As weapons of attack became more lethal so armour had to improve too. The next stage in armour developments may have been the ‘coat of plates’ as shown in a carving from 1230 at Pershore Abbey in Worcestershire. This was used across the chest in addition to maille, and experiments show that although the wearer would have suffered a blow from an full-speed lance attack, it would not have been life threatening.
In the 14th century, developments in the production of steel meant that craftsmen could make bigger and bigger plates of armour, and the race was on to cover the whole body in steel — like a steel exoskeleton. The main production centres were in Milan in Italy and in Germany, each of which developed a distinctive style. At the Kelvingrove Museum in Glasgow we see a rare example of full plate armour from Italy and learn how each set would have been made especially for the wearer — a bespoke service, each bearing the hallmark of the maker.
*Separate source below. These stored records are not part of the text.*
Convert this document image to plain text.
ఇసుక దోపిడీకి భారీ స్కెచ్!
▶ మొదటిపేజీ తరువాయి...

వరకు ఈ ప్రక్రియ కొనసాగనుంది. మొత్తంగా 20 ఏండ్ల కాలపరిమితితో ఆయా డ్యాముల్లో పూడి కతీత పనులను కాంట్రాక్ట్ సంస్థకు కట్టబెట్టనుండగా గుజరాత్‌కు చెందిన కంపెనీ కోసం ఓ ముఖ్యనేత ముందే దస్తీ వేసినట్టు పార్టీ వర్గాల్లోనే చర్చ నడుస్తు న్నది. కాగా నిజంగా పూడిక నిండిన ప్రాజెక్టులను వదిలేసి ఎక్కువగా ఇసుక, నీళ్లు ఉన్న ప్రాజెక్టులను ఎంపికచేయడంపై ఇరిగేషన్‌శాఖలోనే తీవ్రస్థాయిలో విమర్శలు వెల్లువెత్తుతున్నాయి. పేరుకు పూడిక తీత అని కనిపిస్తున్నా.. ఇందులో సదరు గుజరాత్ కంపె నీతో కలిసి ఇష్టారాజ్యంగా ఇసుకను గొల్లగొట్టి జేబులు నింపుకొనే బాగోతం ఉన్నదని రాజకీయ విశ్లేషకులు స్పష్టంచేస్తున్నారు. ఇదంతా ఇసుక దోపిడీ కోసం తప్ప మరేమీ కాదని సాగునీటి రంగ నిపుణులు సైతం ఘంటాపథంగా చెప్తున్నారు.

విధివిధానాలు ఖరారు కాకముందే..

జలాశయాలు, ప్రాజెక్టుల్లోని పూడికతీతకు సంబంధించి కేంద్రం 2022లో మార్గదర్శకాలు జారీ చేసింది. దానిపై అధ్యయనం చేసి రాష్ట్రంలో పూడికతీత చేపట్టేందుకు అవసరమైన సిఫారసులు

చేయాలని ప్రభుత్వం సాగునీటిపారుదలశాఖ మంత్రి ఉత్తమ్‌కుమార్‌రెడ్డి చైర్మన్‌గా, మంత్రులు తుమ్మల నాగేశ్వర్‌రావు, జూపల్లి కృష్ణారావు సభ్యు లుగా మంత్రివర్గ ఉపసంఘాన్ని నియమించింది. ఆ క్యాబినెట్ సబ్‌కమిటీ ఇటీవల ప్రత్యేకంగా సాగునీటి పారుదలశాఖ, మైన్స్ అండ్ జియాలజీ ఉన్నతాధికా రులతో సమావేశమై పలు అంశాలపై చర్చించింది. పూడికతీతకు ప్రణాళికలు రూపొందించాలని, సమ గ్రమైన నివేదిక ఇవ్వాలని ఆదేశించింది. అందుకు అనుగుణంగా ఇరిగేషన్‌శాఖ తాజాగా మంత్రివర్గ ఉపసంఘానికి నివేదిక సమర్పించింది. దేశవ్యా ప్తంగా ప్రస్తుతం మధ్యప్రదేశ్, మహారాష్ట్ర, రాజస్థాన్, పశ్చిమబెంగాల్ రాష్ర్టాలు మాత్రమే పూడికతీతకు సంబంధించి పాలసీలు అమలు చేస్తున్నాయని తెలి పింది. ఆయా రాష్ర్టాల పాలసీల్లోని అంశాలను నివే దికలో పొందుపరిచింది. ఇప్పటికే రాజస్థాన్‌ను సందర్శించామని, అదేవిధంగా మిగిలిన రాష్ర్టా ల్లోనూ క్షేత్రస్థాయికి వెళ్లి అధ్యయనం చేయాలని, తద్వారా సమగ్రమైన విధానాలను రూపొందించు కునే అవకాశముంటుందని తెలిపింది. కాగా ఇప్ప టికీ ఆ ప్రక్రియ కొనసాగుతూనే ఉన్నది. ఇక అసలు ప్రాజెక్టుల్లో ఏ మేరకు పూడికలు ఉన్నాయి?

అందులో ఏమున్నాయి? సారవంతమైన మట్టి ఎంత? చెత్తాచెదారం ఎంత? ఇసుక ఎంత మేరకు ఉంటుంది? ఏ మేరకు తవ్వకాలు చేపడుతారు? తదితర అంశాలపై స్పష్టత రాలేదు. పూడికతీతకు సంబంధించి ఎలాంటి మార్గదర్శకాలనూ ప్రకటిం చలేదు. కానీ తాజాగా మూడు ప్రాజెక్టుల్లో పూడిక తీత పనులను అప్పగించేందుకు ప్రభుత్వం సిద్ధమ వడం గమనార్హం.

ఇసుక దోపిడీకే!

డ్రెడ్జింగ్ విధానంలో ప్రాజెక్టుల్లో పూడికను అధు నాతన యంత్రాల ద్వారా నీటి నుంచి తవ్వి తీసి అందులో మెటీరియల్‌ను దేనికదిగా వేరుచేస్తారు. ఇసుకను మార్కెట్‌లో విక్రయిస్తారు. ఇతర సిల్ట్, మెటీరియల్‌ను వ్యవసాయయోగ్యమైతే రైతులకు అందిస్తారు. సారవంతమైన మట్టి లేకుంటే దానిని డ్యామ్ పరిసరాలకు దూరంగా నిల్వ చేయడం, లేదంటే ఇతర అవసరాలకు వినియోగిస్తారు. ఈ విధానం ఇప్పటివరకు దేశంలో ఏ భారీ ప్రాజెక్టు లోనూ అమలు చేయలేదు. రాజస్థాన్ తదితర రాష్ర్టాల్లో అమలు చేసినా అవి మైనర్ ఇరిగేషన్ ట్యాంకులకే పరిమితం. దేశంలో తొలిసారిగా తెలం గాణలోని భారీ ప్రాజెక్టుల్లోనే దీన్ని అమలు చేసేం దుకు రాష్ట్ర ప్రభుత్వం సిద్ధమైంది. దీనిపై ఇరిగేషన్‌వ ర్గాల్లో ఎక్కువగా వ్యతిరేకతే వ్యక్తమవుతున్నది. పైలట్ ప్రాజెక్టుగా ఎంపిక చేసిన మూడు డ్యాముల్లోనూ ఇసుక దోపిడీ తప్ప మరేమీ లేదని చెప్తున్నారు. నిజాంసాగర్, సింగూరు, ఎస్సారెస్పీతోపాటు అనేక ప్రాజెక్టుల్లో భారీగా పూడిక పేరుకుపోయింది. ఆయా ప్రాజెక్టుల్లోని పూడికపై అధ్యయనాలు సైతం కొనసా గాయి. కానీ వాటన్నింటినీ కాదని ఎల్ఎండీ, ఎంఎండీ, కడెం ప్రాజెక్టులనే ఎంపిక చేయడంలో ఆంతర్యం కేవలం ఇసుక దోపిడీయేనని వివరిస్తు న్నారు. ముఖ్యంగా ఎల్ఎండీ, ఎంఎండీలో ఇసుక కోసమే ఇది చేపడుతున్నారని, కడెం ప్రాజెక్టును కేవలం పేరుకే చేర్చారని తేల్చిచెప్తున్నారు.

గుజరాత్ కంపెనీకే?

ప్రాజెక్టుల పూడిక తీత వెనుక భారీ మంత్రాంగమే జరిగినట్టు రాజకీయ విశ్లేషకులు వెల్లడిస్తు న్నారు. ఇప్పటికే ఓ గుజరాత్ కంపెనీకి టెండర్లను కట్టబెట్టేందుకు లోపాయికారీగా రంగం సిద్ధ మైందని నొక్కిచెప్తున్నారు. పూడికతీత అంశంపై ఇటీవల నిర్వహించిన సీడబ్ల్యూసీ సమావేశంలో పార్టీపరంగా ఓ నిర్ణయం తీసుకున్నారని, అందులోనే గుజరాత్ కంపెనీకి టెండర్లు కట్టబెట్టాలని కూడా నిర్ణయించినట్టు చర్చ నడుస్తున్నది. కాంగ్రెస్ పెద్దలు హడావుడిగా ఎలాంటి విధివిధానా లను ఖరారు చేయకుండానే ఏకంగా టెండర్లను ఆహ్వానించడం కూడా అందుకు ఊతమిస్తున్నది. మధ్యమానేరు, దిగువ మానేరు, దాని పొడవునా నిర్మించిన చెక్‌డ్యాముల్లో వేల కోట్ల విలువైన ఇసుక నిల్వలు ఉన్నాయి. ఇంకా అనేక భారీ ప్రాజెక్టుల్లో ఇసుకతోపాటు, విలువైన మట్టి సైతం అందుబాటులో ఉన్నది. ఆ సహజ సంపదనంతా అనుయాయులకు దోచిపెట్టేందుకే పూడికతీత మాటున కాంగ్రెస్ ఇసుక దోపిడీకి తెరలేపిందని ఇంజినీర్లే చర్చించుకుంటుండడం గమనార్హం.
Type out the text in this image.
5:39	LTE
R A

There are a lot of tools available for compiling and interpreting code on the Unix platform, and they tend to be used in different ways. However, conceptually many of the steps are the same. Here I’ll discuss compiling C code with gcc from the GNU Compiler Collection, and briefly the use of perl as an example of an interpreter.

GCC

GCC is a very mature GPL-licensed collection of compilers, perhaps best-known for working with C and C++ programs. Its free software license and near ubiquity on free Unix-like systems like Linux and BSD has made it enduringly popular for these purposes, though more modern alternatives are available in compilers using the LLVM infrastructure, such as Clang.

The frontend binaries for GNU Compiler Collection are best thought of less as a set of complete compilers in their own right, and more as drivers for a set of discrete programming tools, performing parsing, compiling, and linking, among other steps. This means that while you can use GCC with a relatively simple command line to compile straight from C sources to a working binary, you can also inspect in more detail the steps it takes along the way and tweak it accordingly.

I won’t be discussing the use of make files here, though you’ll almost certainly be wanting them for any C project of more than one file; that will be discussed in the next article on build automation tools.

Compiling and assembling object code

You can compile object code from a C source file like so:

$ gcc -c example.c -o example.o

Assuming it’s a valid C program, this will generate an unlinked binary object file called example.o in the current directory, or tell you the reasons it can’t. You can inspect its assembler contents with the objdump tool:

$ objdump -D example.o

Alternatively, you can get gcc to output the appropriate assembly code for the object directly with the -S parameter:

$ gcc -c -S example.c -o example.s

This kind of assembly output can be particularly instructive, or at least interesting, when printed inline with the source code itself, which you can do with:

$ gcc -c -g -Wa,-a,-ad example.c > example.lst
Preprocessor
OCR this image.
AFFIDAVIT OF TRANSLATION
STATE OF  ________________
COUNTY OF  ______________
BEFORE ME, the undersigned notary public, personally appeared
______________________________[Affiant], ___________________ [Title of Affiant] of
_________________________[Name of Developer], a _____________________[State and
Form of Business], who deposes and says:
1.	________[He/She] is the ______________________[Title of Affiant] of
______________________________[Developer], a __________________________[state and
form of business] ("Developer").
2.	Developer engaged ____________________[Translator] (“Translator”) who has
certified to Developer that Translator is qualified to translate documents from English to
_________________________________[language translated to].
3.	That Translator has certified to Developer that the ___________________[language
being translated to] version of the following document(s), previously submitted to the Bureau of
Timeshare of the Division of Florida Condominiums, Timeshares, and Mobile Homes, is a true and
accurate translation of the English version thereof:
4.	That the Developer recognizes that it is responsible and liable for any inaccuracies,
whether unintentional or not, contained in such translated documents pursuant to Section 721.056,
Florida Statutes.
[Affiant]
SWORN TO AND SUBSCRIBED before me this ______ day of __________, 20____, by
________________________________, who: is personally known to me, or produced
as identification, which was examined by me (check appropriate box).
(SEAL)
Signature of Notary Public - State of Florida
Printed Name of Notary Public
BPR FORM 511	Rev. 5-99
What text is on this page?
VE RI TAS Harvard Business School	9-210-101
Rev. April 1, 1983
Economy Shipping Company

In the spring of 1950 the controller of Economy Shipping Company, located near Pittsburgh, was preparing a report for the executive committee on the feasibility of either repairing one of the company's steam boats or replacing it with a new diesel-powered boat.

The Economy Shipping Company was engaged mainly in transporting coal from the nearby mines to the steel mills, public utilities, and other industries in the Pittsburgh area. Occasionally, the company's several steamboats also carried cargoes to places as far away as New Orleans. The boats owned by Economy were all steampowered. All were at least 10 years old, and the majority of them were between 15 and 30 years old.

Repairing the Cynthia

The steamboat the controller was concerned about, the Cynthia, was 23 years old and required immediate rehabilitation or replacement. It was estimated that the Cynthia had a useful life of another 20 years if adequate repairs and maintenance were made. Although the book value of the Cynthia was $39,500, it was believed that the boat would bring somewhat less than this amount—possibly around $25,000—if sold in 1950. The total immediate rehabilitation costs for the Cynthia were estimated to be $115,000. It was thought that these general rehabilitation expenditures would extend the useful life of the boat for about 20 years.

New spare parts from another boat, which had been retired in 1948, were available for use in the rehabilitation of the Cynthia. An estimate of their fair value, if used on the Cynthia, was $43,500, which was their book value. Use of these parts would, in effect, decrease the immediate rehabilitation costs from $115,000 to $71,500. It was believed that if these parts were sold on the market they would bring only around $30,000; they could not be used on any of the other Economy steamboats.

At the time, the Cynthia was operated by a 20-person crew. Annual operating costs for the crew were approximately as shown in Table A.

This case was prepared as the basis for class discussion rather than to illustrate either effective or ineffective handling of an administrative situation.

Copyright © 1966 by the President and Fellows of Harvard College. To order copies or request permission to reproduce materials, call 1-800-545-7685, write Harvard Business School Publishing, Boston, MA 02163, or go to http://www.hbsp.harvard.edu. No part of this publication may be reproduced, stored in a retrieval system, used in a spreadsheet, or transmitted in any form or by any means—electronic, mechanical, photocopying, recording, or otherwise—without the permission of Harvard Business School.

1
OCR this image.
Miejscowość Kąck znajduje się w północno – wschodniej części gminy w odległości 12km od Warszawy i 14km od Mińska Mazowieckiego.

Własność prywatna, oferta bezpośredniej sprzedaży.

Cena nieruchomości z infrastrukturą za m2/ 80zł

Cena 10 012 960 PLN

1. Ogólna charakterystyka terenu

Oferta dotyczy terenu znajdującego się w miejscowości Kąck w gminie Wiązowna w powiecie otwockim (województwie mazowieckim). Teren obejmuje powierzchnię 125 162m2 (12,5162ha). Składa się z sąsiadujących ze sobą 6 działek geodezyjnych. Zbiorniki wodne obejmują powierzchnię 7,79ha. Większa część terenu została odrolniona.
Medieval manuscripts show us how soldiers would have put on armour. Although the armour increases safety it also reduces visibility and hearing, so armour was in fact a trade-off between protection and the ability to fight effectively. Helmet visors would have been kept down during long-range attack, such as an arrow storm, but opened up for hand-to-hand combat.
Some weapons were specifically designed to get through plate armour and we see a rare example from the time of the Hundred Years War — a pole axe.
At the Battle of Verneuil in Northern France the French knights wore amazing full body armour and decimated the English archers. Although the English won the battle, they had been under huge threat due to the sophistication of the French armour.